Nick Shirley walked into senior centers in New York City’s Flushing neighborhood carrying a camera and a laptop loaded with publicly available government billing data. What he found in 53 minutes of footage may represent one of the largest active Medicare fraud operations in the country.
One center alone was billing for nearly 8,000 patients. An employee confronted on camera couldn’t deny it. He simply asked Shirley to leave.
The total figure: $190 million. Allegedly drained from a program that elderly Americans depend on to survive, in a city now led by Mayor Zohran Mamdani.
According to a detailed report on the investigation, the scheme is straightforward once you understand how it works. Adult day care centers enroll elderly patients, in this case predominantly Korean and Chinese seniors, and bill Medicare and Medicaid at rates reaching up to $1,600 per patient per visit. These centers are supposed to provide legitimate medical and social services. What Shirley’s footage suggests instead are facilities that could not plausibly have served the volume of patients appearing in their own billing records.

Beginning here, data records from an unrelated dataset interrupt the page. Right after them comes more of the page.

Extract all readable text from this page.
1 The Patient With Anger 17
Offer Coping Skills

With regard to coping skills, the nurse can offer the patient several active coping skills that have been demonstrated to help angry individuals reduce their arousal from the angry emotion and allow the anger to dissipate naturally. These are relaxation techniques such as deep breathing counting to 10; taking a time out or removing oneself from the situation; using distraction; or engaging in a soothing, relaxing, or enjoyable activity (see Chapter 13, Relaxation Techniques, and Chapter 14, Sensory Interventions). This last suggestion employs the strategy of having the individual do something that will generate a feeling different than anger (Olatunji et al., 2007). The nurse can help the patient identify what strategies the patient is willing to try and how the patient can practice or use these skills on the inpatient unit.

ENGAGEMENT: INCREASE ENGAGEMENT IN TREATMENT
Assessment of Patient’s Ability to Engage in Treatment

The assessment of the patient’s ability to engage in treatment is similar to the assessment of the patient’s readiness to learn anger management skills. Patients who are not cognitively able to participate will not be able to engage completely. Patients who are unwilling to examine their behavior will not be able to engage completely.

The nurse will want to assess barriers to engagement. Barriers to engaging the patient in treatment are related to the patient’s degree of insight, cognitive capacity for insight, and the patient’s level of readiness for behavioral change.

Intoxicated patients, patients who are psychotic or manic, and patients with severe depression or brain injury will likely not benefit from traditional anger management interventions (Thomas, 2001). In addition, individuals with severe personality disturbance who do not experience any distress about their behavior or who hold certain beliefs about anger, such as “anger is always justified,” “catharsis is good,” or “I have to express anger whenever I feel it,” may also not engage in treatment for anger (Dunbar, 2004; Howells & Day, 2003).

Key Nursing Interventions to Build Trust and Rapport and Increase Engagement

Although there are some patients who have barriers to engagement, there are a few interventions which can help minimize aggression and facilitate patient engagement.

Shirley’s public summary was blunt: “No one knows who the owner is. Everyone hired in the past month. Impossible to bill for 8,000 patients. 100% fraud.”
The reaction from prominent commentators was immediate. James O’Keefe called it “legendary reporting.” Kevin Corke, a Fox News White House correspondent, said it represents the “tip of the iceberg.” That assessment is hard to dismiss. New York City’s adult day care industry has drawn fraud scrutiny for years, and federal prosecutors have previously brought cases against operators in this space. Yet the billing data Shirley used is entirely public, accessible to any journalist with a laptop and a few spare hours.

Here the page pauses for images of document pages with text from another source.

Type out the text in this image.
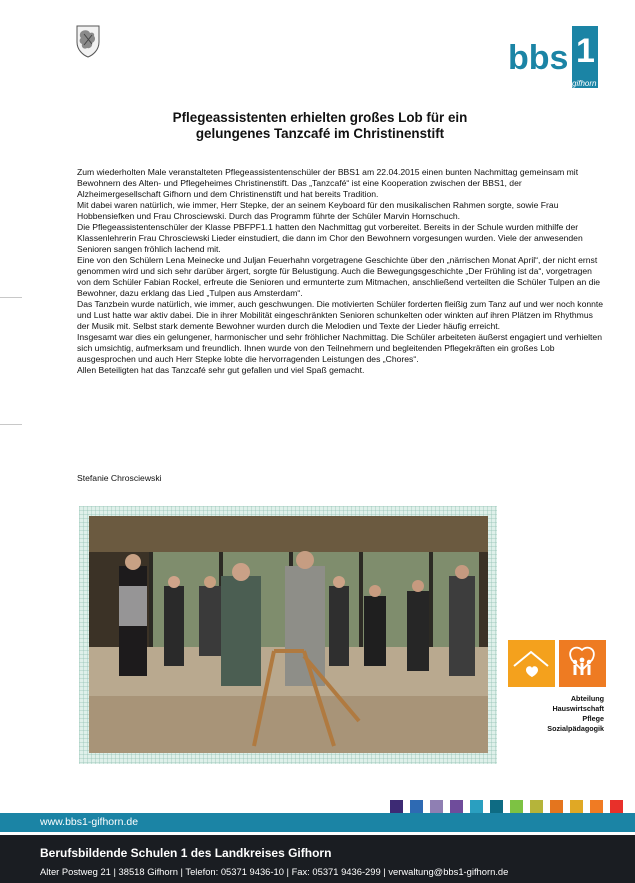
bbs 1
gifhorn
Pflegeassistenten erhielten großes Lob für ein
gelungenes Tanzcafé im Christinenstift

Zum wiederholten Male veranstalteten Pflegeassistentenschüler der BBS1 am 22.04.2015 einen bunten Nachmittag gemeinsam mit Bewohnern des Alten- und Pflegeheimes Christinenstift. Das „Tanzcafé“ ist eine Kooperation zwischen der BBS1, der Alzheimergesellschaft Gifhorn und dem Christinenstift und hat bereits Tradition.

Mit dabei waren natürlich, wie immer, Herr Stepke, der an seinem Keyboard für den musikalischen Rahmen sorgte, sowie Frau Hobbensiefken und Frau Chrosciewski. Durch das Programm führte der Schüler Marvin Hornschuch.

Die Pflegeassistentenschüler der Klasse PBFPF1.1 hatten den Nachmittag gut vorbereitet. Bereits in der Schule wurden mithilfe der Klassenlehrerin Frau Chrosciewski Lieder einstudiert, die dann im Chor den Bewohnern vorgesungen wurden. Viele der anwesenden Senioren sangen fröhlich lachend mit.

Eine von den Schülern Lena Meinecke und Juljan Feuerhahn vorgetragene Geschichte über den „närrischen Monat April“, der nicht ernst genommen wird und sich sehr darüber ärgert, sorgte für Belustigung. Auch die Bewegungsgeschichte „Der Frühling ist da“, vorgetragen von dem Schüler Fabian Rockel, erfreute die Senioren und ermunterte zum Mitmachen, anschließend verteilten die Schüler Tulpen an die Bewohner, dazu erklang das Lied „Tulpen aus Amsterdam“.

Das Tanzbein wurde natürlich, wie immer, auch geschwungen. Die motivierten Schüler forderten fleißig zum Tanz auf und wer noch konnte und Lust hatte war aktiv dabei. Die in ihrer Mobilität eingeschränkten Senioren schunkelten oder winkten auf ihren Plätzen im Rhythmus der Musik mit. Selbst stark demente Bewohner wurden durch die Melodien und Texte der Lieder häufig erreicht.

Insgesamt war dies ein gelungener, harmonischer und sehr fröhlicher Nachmittag. Die Schüler arbeiteten äußerst engagiert und verhielten sich umsichtig, aufmerksam und freundlich. Ihnen wurde von den Teilnehmern und begleitenden Pflegekräften ein großes Lob ausgesprochen und auch Herr Stepke lobte die hervorragenden Leistungen des „Chores“.

Allen Beteiligten hat das Tanzcafé sehr gut gefallen und viel Spaß gemacht.

Stefanie Chrosciewski
Abteilung
Hauswirtschaft
Pflege
Sozialpädagogik
www.bbs1-gifhorn.de
Berufsbildende Schulen 1 des Landkreises Gifhorn
Alter Postweg 21 | 38518 Gifhorn | Telefon: 05371 9436-10 | Fax: 05371 9436-299 | verwaltung@bbs1-gifhorn.de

Major media outlets had the same access. None of them published anything first.
That gap is hard to explain away. The standard defense, that government fraud is too complex, too nuanced, too difficult to verify quickly, looks hollow when a single independent journalist with a camera gets an on-the-record non-denial from a facility employee and posts 53 unedited minutes of footage for anyone to review.
This is not an isolated pattern. The Trump administration’s DOGE initiative and the USDA’s fraud crackdown have consistently found the same thing wherever they dig: money flowing out of federal programs with minimal verification, minimal oversight, and minimal consequences for those collecting the checks. Minnesota, California, Washington state, and now New York. Different programs, different demographics, the same basic structure. Exploit a subsidy system, collect payments, and count on no one looking too closely.
Nick Shirley looked. The footage is publicly available on X, running the full 53 minutes for anyone willing to watch.
The real question now is whether federal prosecutors are paying attention.